巨匠達のそれぞれの辞世の歌は、まるで音で書かれた眼にて云うなのです。

まず、バックハウスです。バックハウスには「最後の演奏会」という、録音があります。
この演奏を聴いていると、眼にて云うの次の部分が思い出されるのです。

「魂魄なかばからだをはなれたのですかな」

「わたくしから見えるのは
やっぱりきれいな青ぞらと
すきとほった風ばかりです」

若き日には鍵盤の獅子王といわれたバックハウスですが、不思議なほどに優しい風情です。
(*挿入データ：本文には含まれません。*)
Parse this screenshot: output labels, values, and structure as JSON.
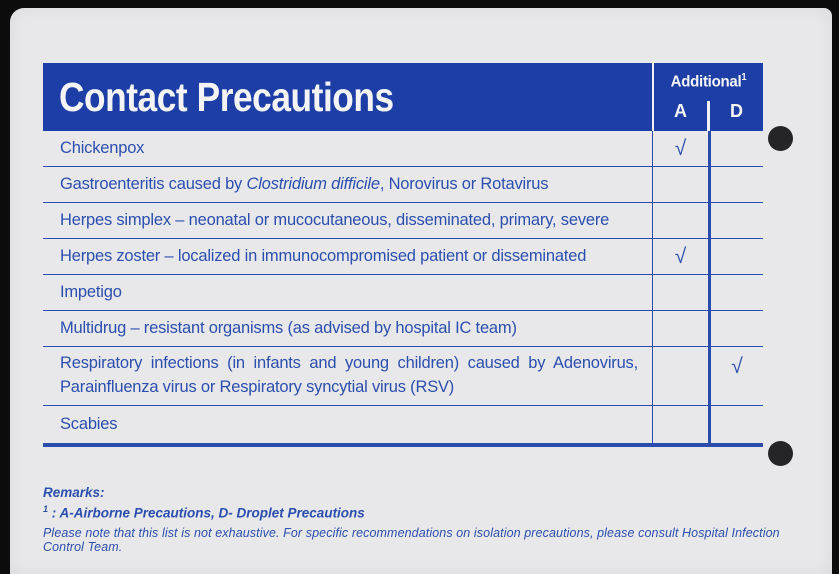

さて、トスカニーニのラストコンサートにも、そんな風情があります。

「けれどもなんといゝ風でせう
もう清明が近いので
あんなに青ぞらからもりあがって湧くやうに
きれいな風が来るですな」

この何とも言えない「美しい辞世の音」は、剛毅な巨匠の、実に本当の根底にあったカンタを私たちに聞かせてくれます。

Altus盤ジャケット


一方で、最後まで変わらずに気品のある演奏をしたのは
ディヌ・リパッティでした。
最悪の体調の中、敢然と己が使命と対峙した精神力の強さを感じる演奏で、「私も自分の使命から逃げずに生きていこう」と何度も思わされました。

https://youtu.be/hBCnXZztxcs?si=CwLc7rI1LkEilgjY


今日は賢治を読んでいたら、巨匠たちの魂の演奏が思い出され、記事にしてみたくなりました。

拙文お読みくださり有難うございました。